With the parts cost and installation fee, if you're running a face-lift Colorado, you're already into the project around $780 before we get to the head unit.
So to keep the whole thing under control, swinging for the fences might not be the right choice. Lead with your heart, but keep your head in the mix.
Undeniably powerful. Formidable cabin presence and just plain awesome. Kenwood has put their best foot forward with their 10.1-inch HD monster tablet unit, and I can tell you with 100% honesty, it’s amazing. Literally every feature you could possibly imagine, plus one or two tricks that are brand new to the Australian Market, the XDS has you covered.
Boy does this unit look at home in the Holden Colorado cabin! Given the expansive room given to us, a unit that hovers above your climate controls, and nestled between your AC vents is just what should’ve been installed from factory.
The feature-list of this unit reads like a Shakespearian tale of mammoth proportions. Wired and Wireless Apple CarPlay and Android Auto, DAB+ radio, Bluetooth, USB, iDatalink Maestro, Certified High-Res Audio, HDMI and AV-in, multiple camera inputs including dedicated dash camera control and super-advanced sound production settings plus a physical volume knob!
Out of all the tablet units on the market, the Kenwood DMX9720XDS is the most expensive, but it is the most feature-rich and the best performing.
One of the more interesting features of the XDS is its compatibility with iDatalink’s Maestro vehicle integration. Once connected, the XDS has the power to integrate with your Holden Colorado’s ECU displaying all sorts of previously unseen information like 4WD specific yaw and compass data, climate controls, engine, and efficiency information to boot.
The Pioneer DMH-ZF9350BT is a game-changing infotainment system that is designed to elevate your driving experience to new heights. We’ve been around the block a few times with car audio and we’ve seen our fair share of car accessories and upgrades, but this unit stands out from the rest.

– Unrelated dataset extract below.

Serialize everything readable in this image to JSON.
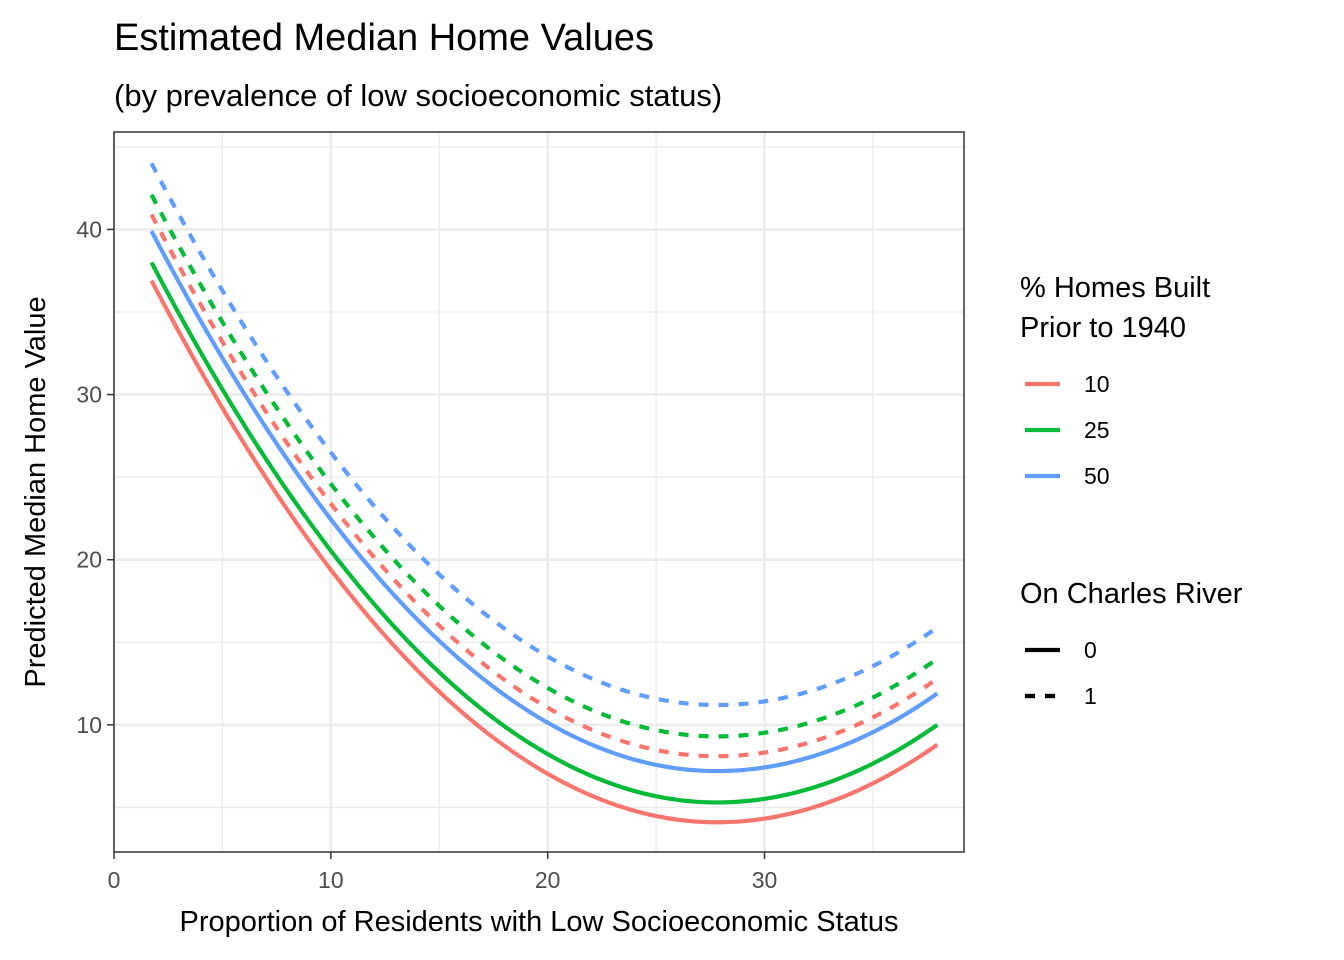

Firstly, the display is nothing short of impressive. The 9-inch screen offers crystal-clear visuals, making it easy to navigate through menus and maps. Plus, it’s highly responsive, so you can make quick and effortless adjustments while on the go.
The sound quality is also exceptional, thanks to the unit’s advanced audio technologies. The DMH-ZF9350BT features built-in Bluetooth, allowing you to stream music wirelessly from your smartphone or other compatible devices. And with the ability to customize the sound with a 13-band equalizer, you’ll be able to achieve your ideal audio settings with ease.
But that’s not all – the DMH-ZF9350BT also features compatibility with Apple CarPlay and Android Auto, making it easy to access your favorite apps and features while on the road. And with access to turn-by-turn GPS navigation, you’ll never have to worry about getting lost again.
Overall, the Pioneer DMH-ZF9350BT is a top-of-the-line infotainment system that is worth every penny. If you’re looking to take your driving experience to the next level, this unit is a must-have.
If you’re loving the idea of the Pioneer flagship, the brand-new version in the ZF stable, the Pioneer DMH-ZF8550BT is worth a look.
Bringing all the ideal features and inclusions from the ZF9350BT, and leaving some of the top tier ones for the flagship, the DMH-ZF8550BT is able to be offered a little bit cheaper. With the price-drop the features and abilities don’t drop. In fact they become a little more focused on what the average driver is looking for.
Coming with the beautifully designed 9-inch floating table screen, wireless Apple CarPlay and Android Auto, bluetooth, amazing sound control and camera connectivity – the DMH-ZF8550BT is every bit as awesome as its big brother.
Offering an outstanding balance between features and value, this unit deserves a look in when deciding what unit to get as the upgrade in your Holden Colorado.